Uma deputada dos Verdes, e vice-presidente do Parlamento Federal alemão, Karin Göring-Eckardt, escreveu num jornal diário berlinense um artigo muito interessante (tradução resumida e rapidinha, como de costume).
VIVER E DEIXAR VIVER
Suicídio e morte assistida não podem ser a solução
(em alemão, aqui)
Até onde vai a minha vida,
e onde começa a noite?
perguntava Rainer Maria Rilke, que sobre a morte nos deixou muitas páginas sombrias, e outras reconfortantes. Por estes dias há na Alemanha um aceso debate sobre a dignidade humana no fim da vida. O que é positivo, porque temos de falar sobre a vida e a morte, em vez de fazermos de conta que não é nada connosco.
O motivo que deu origem ao debate é assustador: uma reformada suicidou-se por medo do lar de terceira idade. De facto, cada vez mais idosos estão sozinhos ou são abandonados. As suas depressões e o seu cansaço de viver não são reconhecidos, ou são ignorados. Poucos idosos recebem tratamento de antidepressivos ou psicoterapia, porque aparentemente se aceita que tristeza, falta de energia e de esperança são características típicas da terceira idade. Muitas das pessoas mais velhas não recebem cuidados adequados. Demasiados moribundos são ainda mandados para os cuidados intensivos, onde o seu sofrimento é prolongado desnecessariamente.
Nenhum destes casos deveria ocorrer. Contudo, é insuportável que o suicídio ou a ajuda para morrer sejam vistos como a solução. Nunca poderemos dizer: se a tua vida te é um fardo, mata-te!

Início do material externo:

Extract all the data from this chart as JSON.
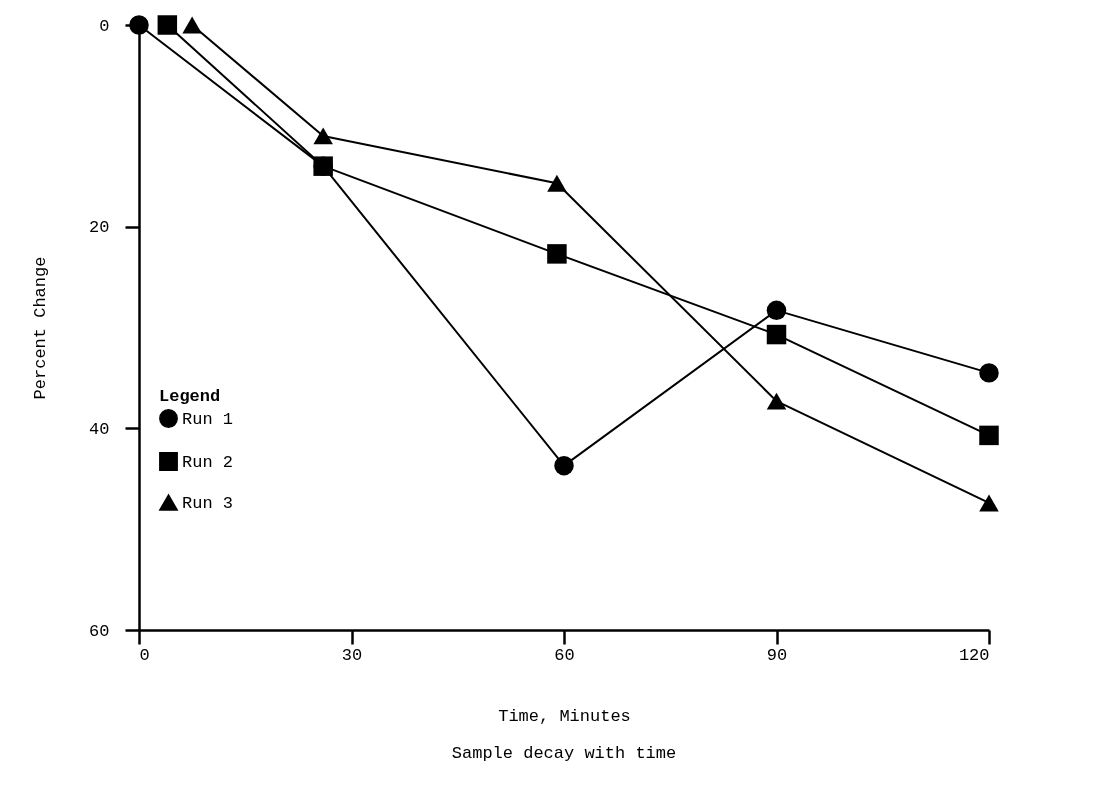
{
  "chart_data": {
    "type": "line",
    "title": "Sample decay with time",
    "xlabel": "Time, Minutes",
    "ylabel": "Percent Change",
    "legend_title": "Legend",
    "xlim": [
      0,
      120
    ],
    "ylim": [
      60,
      0
    ],
    "xticks": [
      0,
      30,
      60,
      90,
      120
    ],
    "yticks": [
      0,
      20,
      40,
      60
    ],
    "grid": false,
    "legend": "left",
    "series": [
      {
        "name": "Run 1",
        "color": "#000000",
        "marker": "circle",
        "x": [
          0,
          26,
          60,
          90,
          120
        ],
        "values": [
          0,
          14,
          43.7,
          28.3,
          34.5
        ]
      },
      {
        "name": "Run 2",
        "color": "#000000",
        "marker": "square",
        "x": [
          4,
          26,
          59,
          90,
          120
        ],
        "values": [
          0,
          14,
          22.7,
          30.7,
          40.7
        ]
      },
      {
        "name": "Run 3",
        "color": "#000000",
        "marker": "triangle",
        "x": [
          7.5,
          26,
          59,
          90,
          120
        ],
        "values": [
          0,
          11,
          15.7,
          37.3,
          47.4
        ]
      }
    ]
  }
}
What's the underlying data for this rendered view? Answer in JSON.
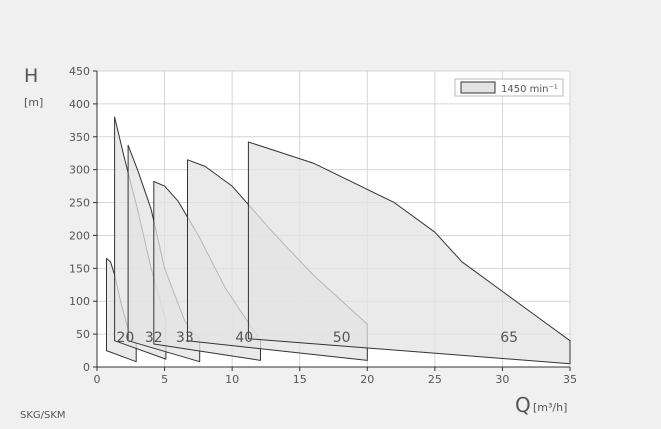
{
  "chart_data": {
    "type": "area",
    "xlabel_symbol": "Q",
    "xlabel_unit": "[m³/h]",
    "ylabel_symbol": "H",
    "ylabel_unit": "[m]",
    "xlim": [
      0,
      35
    ],
    "ylim": [
      0,
      450
    ],
    "xticks": [
      0,
      5,
      10,
      15,
      20,
      25,
      30,
      35
    ],
    "yticks": [
      0,
      50,
      100,
      150,
      200,
      250,
      300,
      350,
      400,
      450
    ],
    "grid": true,
    "legend": {
      "label": "1450 min⁻¹",
      "placement": "top-right"
    },
    "colors": {
      "fill": "#e3e3e3",
      "stroke": "#333333",
      "grid": "#d6d6d6",
      "background": "#ffffff"
    },
    "series": [
      {
        "name": "20",
        "label_pos": [
          2.1,
          47
        ],
        "polygon": [
          [
            0.7,
            25
          ],
          [
            0.7,
            165
          ],
          [
            1.0,
            160
          ],
          [
            1.3,
            140
          ],
          [
            1.8,
            95
          ],
          [
            2.3,
            58
          ],
          [
            2.9,
            35
          ],
          [
            2.9,
            8
          ],
          [
            0.7,
            25
          ]
        ]
      },
      {
        "name": "32",
        "label_pos": [
          4.2,
          47
        ],
        "polygon": [
          [
            1.3,
            40
          ],
          [
            1.3,
            380
          ],
          [
            2.0,
            320
          ],
          [
            3.0,
            240
          ],
          [
            4.0,
            150
          ],
          [
            5.1,
            70
          ],
          [
            5.1,
            12
          ],
          [
            1.3,
            40
          ]
        ]
      },
      {
        "name": "33",
        "label_pos": [
          6.5,
          47
        ],
        "polygon": [
          [
            2.3,
            40
          ],
          [
            2.3,
            337
          ],
          [
            3.0,
            300
          ],
          [
            4.0,
            240
          ],
          [
            5.0,
            150
          ],
          [
            6.5,
            70
          ],
          [
            7.6,
            40
          ],
          [
            7.6,
            8
          ],
          [
            2.3,
            40
          ]
        ]
      },
      {
        "name": "40",
        "label_pos": [
          10.9,
          47
        ],
        "polygon": [
          [
            4.2,
            35
          ],
          [
            4.2,
            282
          ],
          [
            5.0,
            275
          ],
          [
            6.0,
            252
          ],
          [
            7.5,
            200
          ],
          [
            9.5,
            120
          ],
          [
            12.1,
            40
          ],
          [
            12.1,
            10
          ],
          [
            4.2,
            35
          ]
        ]
      },
      {
        "name": "50",
        "label_pos": [
          18.1,
          47
        ],
        "polygon": [
          [
            6.7,
            40
          ],
          [
            6.7,
            315
          ],
          [
            8.0,
            305
          ],
          [
            10.0,
            275
          ],
          [
            13.0,
            205
          ],
          [
            16.0,
            140
          ],
          [
            20.0,
            65
          ],
          [
            20.0,
            10
          ],
          [
            6.7,
            40
          ]
        ]
      },
      {
        "name": "65",
        "label_pos": [
          30.5,
          47
        ],
        "polygon": [
          [
            11.2,
            43
          ],
          [
            11.2,
            342
          ],
          [
            13.0,
            330
          ],
          [
            16.0,
            310
          ],
          [
            19.0,
            280
          ],
          [
            22.0,
            250
          ],
          [
            25.0,
            205
          ],
          [
            27.0,
            160
          ],
          [
            30.0,
            115
          ],
          [
            33.0,
            70
          ],
          [
            35.0,
            40
          ],
          [
            35.0,
            5
          ],
          [
            11.2,
            43
          ]
        ]
      }
    ]
  },
  "footer": {
    "model": "SKG/SKM"
  }
}
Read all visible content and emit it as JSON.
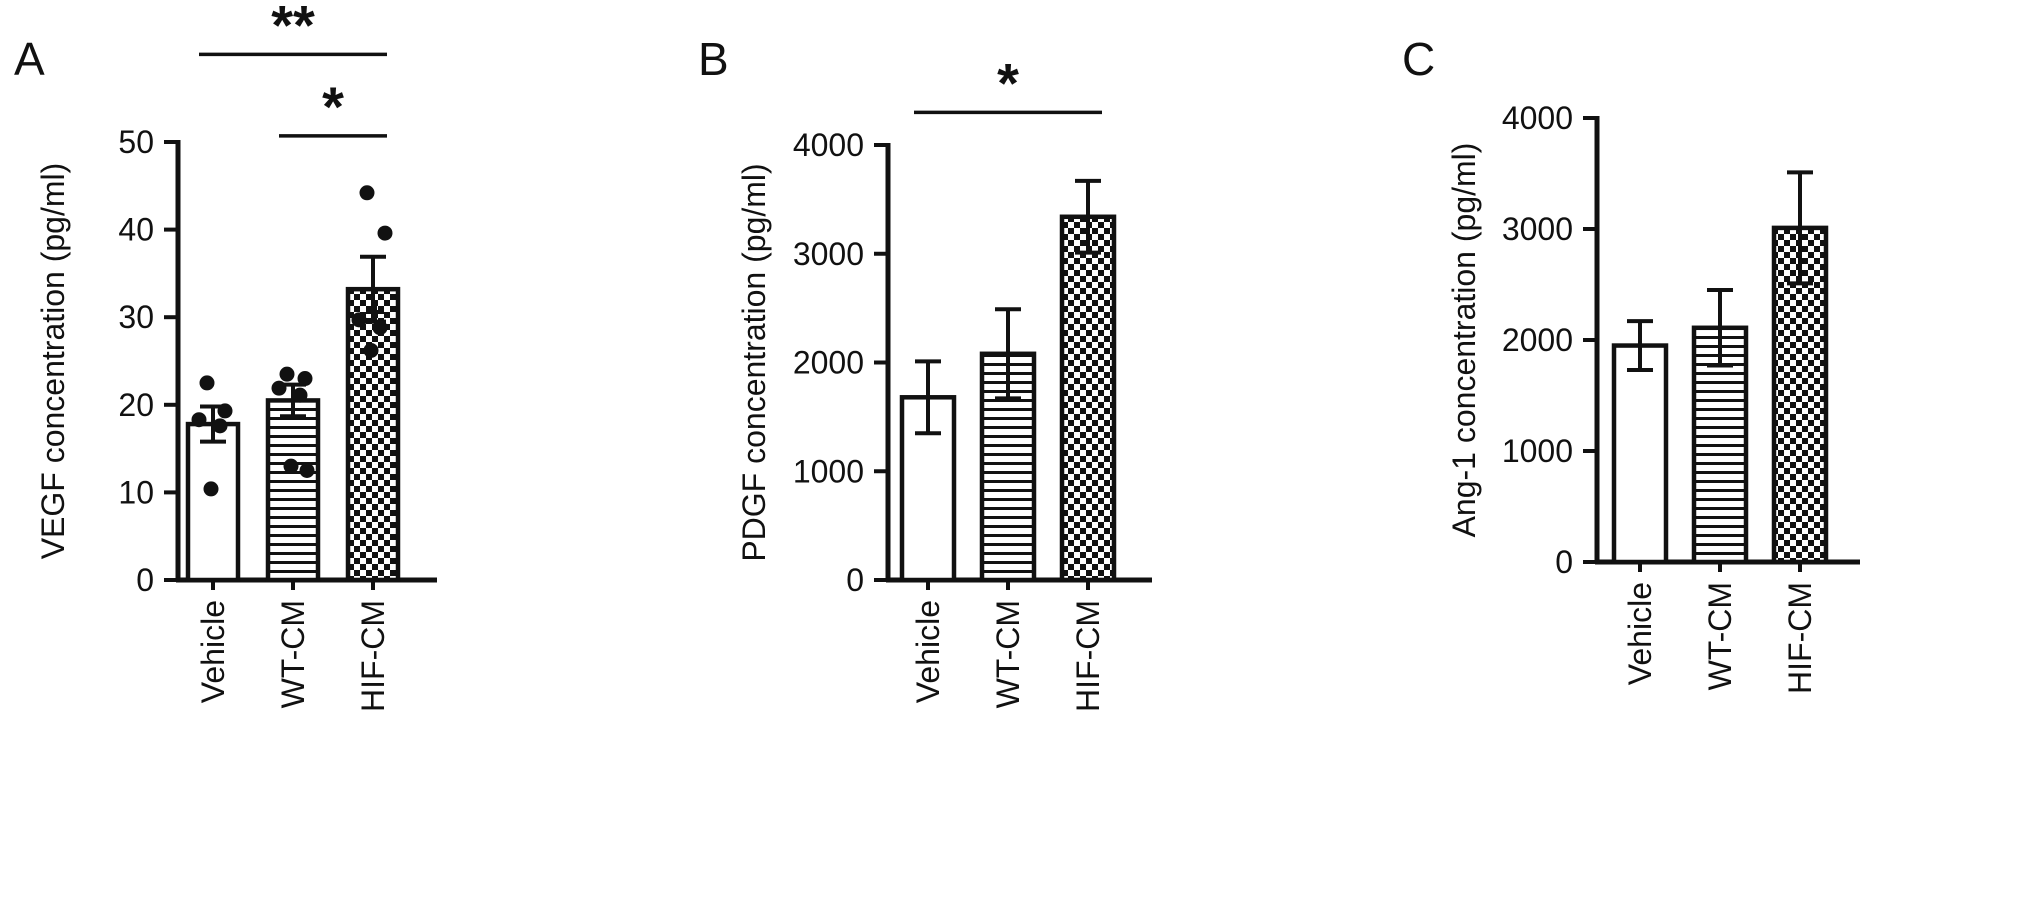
{
  "colors": {
    "ink": "#111111",
    "background": "#ffffff"
  },
  "chart_data": [
    {
      "type": "bar",
      "panel_label": "A",
      "title": "",
      "xlabel": "",
      "ylabel": "VEGF concentration (pg/ml)",
      "categories": [
        "Vehicle",
        "WT-CM",
        "HIF-CM"
      ],
      "values": [
        17.8,
        20.5,
        33.2
      ],
      "errors": [
        2.0,
        1.8,
        3.7
      ],
      "ylim": [
        0,
        50
      ],
      "yticks": [
        0,
        10,
        20,
        30,
        40,
        50
      ],
      "grid": false,
      "legend": "none",
      "bar_styles": [
        "solid",
        "hlines",
        "checker"
      ],
      "scatter": [
        [
          22.5,
          19.3,
          18.3,
          17.6,
          10.4
        ],
        [
          23.5,
          23.0,
          21.9,
          21.1,
          13.0,
          12.5
        ],
        [
          44.2,
          39.6,
          29.7,
          28.8,
          26.2
        ]
      ],
      "plus_markers": [
        [],
        [],
        [
          30.6
        ]
      ],
      "significance": [
        {
          "from": 0,
          "to": 2,
          "label": "**",
          "y": 60
        },
        {
          "from": 1,
          "to": 2,
          "label": "*",
          "y": 50.7
        }
      ]
    },
    {
      "type": "bar",
      "panel_label": "B",
      "title": "",
      "xlabel": "",
      "ylabel": "PDGF concentration (pg/ml)",
      "categories": [
        "Vehicle",
        "WT-CM",
        "HIF-CM"
      ],
      "values": [
        1680,
        2080,
        3340
      ],
      "errors": [
        330,
        410,
        330
      ],
      "ylim": [
        0,
        4000
      ],
      "yticks": [
        0,
        1000,
        2000,
        3000,
        4000
      ],
      "grid": false,
      "legend": "none",
      "bar_styles": [
        "solid",
        "hlines",
        "checker"
      ],
      "scatter": [
        [],
        [],
        []
      ],
      "plus_markers": [
        [],
        [],
        []
      ],
      "significance": [
        {
          "from": 0,
          "to": 2,
          "label": "*",
          "y": 4300
        }
      ]
    },
    {
      "type": "bar",
      "panel_label": "C",
      "title": "",
      "xlabel": "",
      "ylabel": "Ang-1 concentration (pg/ml)",
      "categories": [
        "Vehicle",
        "WT-CM",
        "HIF-CM"
      ],
      "values": [
        1950,
        2110,
        3010
      ],
      "errors": [
        220,
        340,
        500
      ],
      "ylim": [
        0,
        4000
      ],
      "yticks": [
        0,
        1000,
        2000,
        3000,
        4000
      ],
      "grid": false,
      "legend": "none",
      "bar_styles": [
        "solid",
        "hlines",
        "checker"
      ],
      "scatter": [
        [],
        [],
        []
      ],
      "plus_markers": [
        [],
        [],
        []
      ],
      "significance": []
    }
  ]
}
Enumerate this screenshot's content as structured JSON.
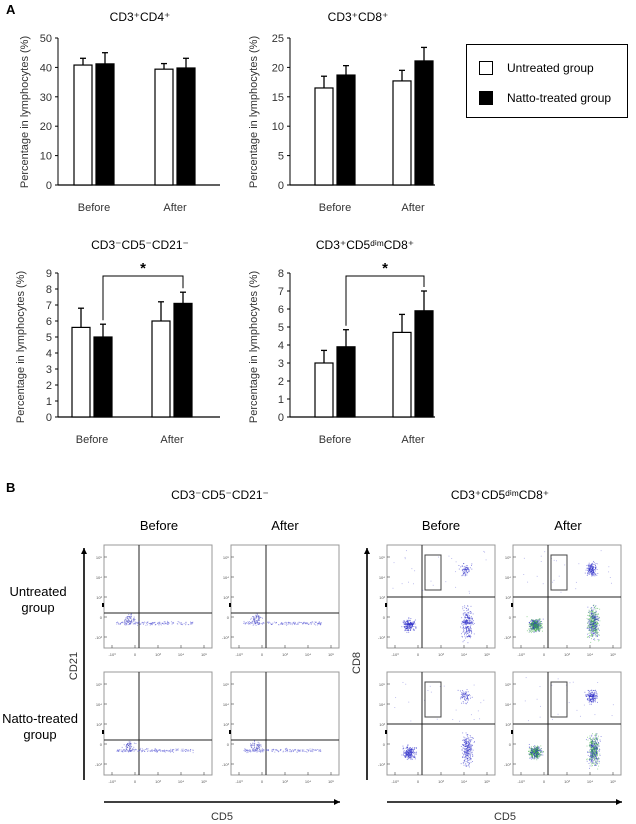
{
  "panel_a_label": "A",
  "panel_b_label": "B",
  "legend": {
    "items": [
      {
        "label": "Untreated group",
        "color": "#ffffff"
      },
      {
        "label": "Natto-treated group",
        "color": "#000000"
      }
    ]
  },
  "chart_data": [
    {
      "type": "bar",
      "title": "CD3⁺CD4⁺",
      "ylabel": "Percentage in lymphocytes (%)",
      "xlabel": "",
      "categories": [
        "Before",
        "After"
      ],
      "ylim": [
        0,
        50
      ],
      "yticks": [
        0,
        10,
        20,
        30,
        40,
        50
      ],
      "series": [
        {
          "name": "Untreated group",
          "values": [
            40.8,
            39.4
          ],
          "errors": [
            2.3,
            1.9
          ]
        },
        {
          "name": "Natto-treated group",
          "values": [
            41.2,
            39.8
          ],
          "errors": [
            3.8,
            3.3
          ]
        }
      ],
      "significance": null
    },
    {
      "type": "bar",
      "title": "CD3⁺CD8⁺",
      "ylabel": "Percentage in lymphocytes (%)",
      "xlabel": "",
      "categories": [
        "Before",
        "After"
      ],
      "ylim": [
        0,
        25
      ],
      "yticks": [
        0,
        5,
        10,
        15,
        20,
        25
      ],
      "series": [
        {
          "name": "Untreated group",
          "values": [
            16.5,
            17.7
          ],
          "errors": [
            2.0,
            1.8
          ]
        },
        {
          "name": "Natto-treated group",
          "values": [
            18.7,
            21.1
          ],
          "errors": [
            1.6,
            2.3
          ]
        }
      ],
      "significance": null
    },
    {
      "type": "bar",
      "title": "CD3⁻CD5⁻CD21⁻",
      "ylabel": "Percentage in lymphocytes (%)",
      "xlabel": "",
      "categories": [
        "Before",
        "After"
      ],
      "ylim": [
        0,
        9
      ],
      "yticks": [
        0,
        1,
        2,
        3,
        4,
        5,
        6,
        7,
        8,
        9
      ],
      "series": [
        {
          "name": "Untreated group",
          "values": [
            5.6,
            6.0
          ],
          "errors": [
            1.2,
            1.2
          ]
        },
        {
          "name": "Natto-treated group",
          "values": [
            5.0,
            7.1
          ],
          "errors": [
            0.8,
            0.7
          ]
        }
      ],
      "significance": {
        "label": "*",
        "between": "Natto-treated group Before vs After"
      }
    },
    {
      "type": "bar",
      "title": "CD3⁺CD5ᵈⁱᵐCD8⁺",
      "ylabel": "Percentage in lymphocytes (%)",
      "xlabel": "",
      "categories": [
        "Before",
        "After"
      ],
      "ylim": [
        0,
        8
      ],
      "yticks": [
        0,
        1,
        2,
        3,
        4,
        5,
        6,
        7,
        8
      ],
      "series": [
        {
          "name": "Untreated group",
          "values": [
            3.0,
            4.7
          ],
          "errors": [
            0.7,
            1.0
          ]
        },
        {
          "name": "Natto-treated group",
          "values": [
            3.9,
            5.9
          ],
          "errors": [
            0.95,
            1.1
          ]
        }
      ],
      "significance": {
        "label": "*",
        "between": "Natto-treated group Before vs After"
      }
    }
  ],
  "flow": {
    "groups": [
      {
        "title": "CD3⁻CD5⁻CD21⁻",
        "x_axis": "CD5",
        "y_axis": "CD21",
        "gate_box": false
      },
      {
        "title": "CD3⁺CD5ᵈⁱᵐCD8⁺",
        "x_axis": "CD5",
        "y_axis": "CD8",
        "gate_box": true
      }
    ],
    "columns": [
      "Before",
      "After"
    ],
    "rows": [
      "Untreated\ngroup",
      "Natto-treated\ngroup"
    ],
    "row_lines": [
      [
        "Untreated",
        "group"
      ],
      [
        "Natto-treated",
        "group"
      ]
    ],
    "yticks": [
      "10⁵",
      "10⁴",
      "10³",
      "0",
      "-10³"
    ],
    "xticks": [
      "-10³",
      "0",
      "10³",
      "10⁴",
      "10⁵"
    ]
  }
}
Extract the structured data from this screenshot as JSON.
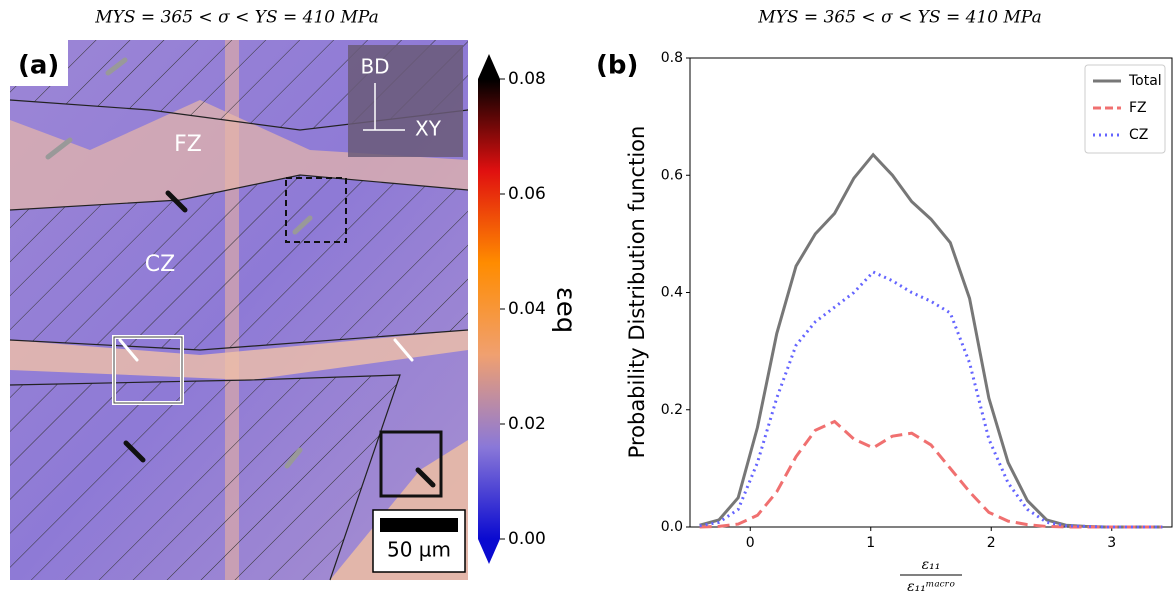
{
  "chart_data": [
    {
      "type": "image-map",
      "title": "MYS = 365 < σ < YS = 410 MPa",
      "panel_label": "(a)",
      "annotations": [
        "BD",
        "XY",
        "FZ",
        "CZ"
      ],
      "scale_bar": "50 µm",
      "colorbar_label": "εeq",
      "clim": [
        0,
        0.08
      ],
      "cticks": [
        {
          "value": 0,
          "label": "0.00"
        },
        {
          "value": 0.02,
          "label": "0.02"
        },
        {
          "value": 0.04,
          "label": "0.04"
        },
        {
          "value": 0.06,
          "label": "0.06"
        },
        {
          "value": 0.08,
          "label": "0.08"
        }
      ],
      "colormap": [
        "#0a0ad0",
        "#8a78d8",
        "#f0a070",
        "#ff8c00",
        "#e01010",
        "#000000"
      ]
    },
    {
      "type": "line",
      "title": "MYS = 365 < σ < YS = 410 MPa",
      "panel_label": "(b)",
      "ylabel": "Probability Distribution function",
      "xlabel_numerator": "ε₁₁",
      "xlabel_denominator": "ε₁₁ᵐᵃᶜʳᵒ",
      "xlim": [
        -0.5,
        3.5
      ],
      "ylim": [
        0,
        0.8
      ],
      "xticks": [
        0,
        1,
        2,
        3
      ],
      "yticks": [
        {
          "value": 0,
          "label": "0.0"
        },
        0.2,
        0.4,
        0.6,
        0.8
      ],
      "legend": "upper right",
      "x": [
        -0.42,
        -0.26,
        -0.1,
        0.06,
        0.22,
        0.38,
        0.54,
        0.7,
        0.86,
        1.02,
        1.18,
        1.34,
        1.5,
        1.66,
        1.82,
        1.98,
        2.14,
        2.3,
        2.46,
        2.62,
        2.78,
        2.94,
        3.1,
        3.26,
        3.42
      ],
      "series": [
        {
          "name": "Total",
          "color": "#777777",
          "dash": "solid",
          "values": [
            0.003,
            0.012,
            0.05,
            0.17,
            0.33,
            0.445,
            0.5,
            0.535,
            0.595,
            0.635,
            0.6,
            0.555,
            0.525,
            0.485,
            0.39,
            0.22,
            0.11,
            0.045,
            0.012,
            0.003,
            0.001,
            0,
            0,
            0,
            0
          ]
        },
        {
          "name": "FZ",
          "color": "#f07070",
          "dash": "dashed",
          "values": [
            0,
            0.001,
            0.005,
            0.02,
            0.06,
            0.12,
            0.165,
            0.18,
            0.15,
            0.135,
            0.155,
            0.16,
            0.14,
            0.1,
            0.06,
            0.025,
            0.01,
            0.004,
            0.001,
            0,
            0,
            0,
            0,
            0,
            0
          ]
        },
        {
          "name": "CZ",
          "color": "#6464ff",
          "dash": "dotted",
          "values": [
            0.002,
            0.008,
            0.03,
            0.11,
            0.22,
            0.31,
            0.35,
            0.375,
            0.4,
            0.435,
            0.42,
            0.4,
            0.385,
            0.365,
            0.28,
            0.15,
            0.075,
            0.03,
            0.008,
            0.002,
            0.001,
            0,
            0,
            0,
            0
          ]
        }
      ]
    }
  ]
}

Se alguém formula um desejo de morrer, a pergunta a fazer é: Porquê? O que temos de mudar? O que posso fazer por ti?
Não se trata de um abuso e de uma limitação dos direitos e da liberdade, mas de uma maneira de agir profundamente humana.
Temos de tirar fundamento ao medo de ficar sozinho no fim da vida, ser mandado para um sítio qualquer ou tornar-se um fardo para os outros.
O que há a fazer para que se possa dizer a cada pessoa: tu poderás morrer em casa, ou num lar onde tratarão e cuidarão bem de ti. As tuas dores serão tão poucas quanto a Medicina o permite, e vais poder morrer quando chegar o momento.
Centrar-se nas próprias pessoas, perguntar-lhes o que querem ou precisam - é essa a condição primordial para que a vida tenha dignidade humana até ao fim. Uma pessoa não pode tornar-se num objecto, depositado num lar de terceira idade ou agarrado a máquinas das quais tudo depende. Em cada fase, um ser humano é um "outro", um indivíduo cuja vida pode ser, apesar da doença, uma vida boa. Cuidados geriátricos não podem ser apenas a prestação de um serviço mas a pergunta sempre renovada sobre o que é desejado. Quem aperta os lábios com força está a pronunciar-se de forma clara. Não se lhe pode instalar uma sonda no estômago, só porque isso poupa tempo. Para os que acompanham pessoas gravemente doentes ou em fase terminal, a exigência de estar permanentemente atentos aos seus desejos, com paciência e dedicação, é um difícil desafio. Mas é isto que conta e que desfaz o medo: alguém vai estar lá e vai ter tempo para mim. Alguém com quem poderei rir e chorar, fazer queixas e ficar em silêncio.
Obviamente será necessário criar as condições para isso. A maior parte das pessoas gostaria de poder morrer em casa. Mesmo que isso fique mais caro, tem de ser possível organizar. Os familiares que cuidam dos seus idosos precisam de apoio; os cuidados geriátricos têm de ser conciliáveis com os horários de trabalho. Os profissionais precisam de mais tempo para acompanhar convenientemente os idosos, e precisam de formação adequada. Se necessário, tem de ser possível recorrer a uma estação de cuidados paliativos ou a um hospício. As possibilidades da medicina paliativa ainda não são suficientemente conhecidas por muitos doentes, familiares e médicos. Uma boa terapia da dor permite uma despedida da vida consciente mas, em grande parte, sem dor.
Começa a ser urgente. É agora que temos de definir o rumo no sistema de saúde, nos cuidados geriátricos, no modo como a sociedade se relaciona com a agonia e a morte. No actual contexto, em que há cada vez mais idosos e os membros das famílias vivem cada vez mais distantes uns dos outros, os desafios crescem. No entanto, uma sociedade solidária e humana tem de assumir esta tarefa. Estar presente junto dos outros, mesmo no momento em que a morte se aproxima, é o maior serviço que as pessoas se podem prestar umas às outras.
Até que a noite comece, é vida. Esta vida tem de ser, até ao fim, comunidade, dedicação e comunhão.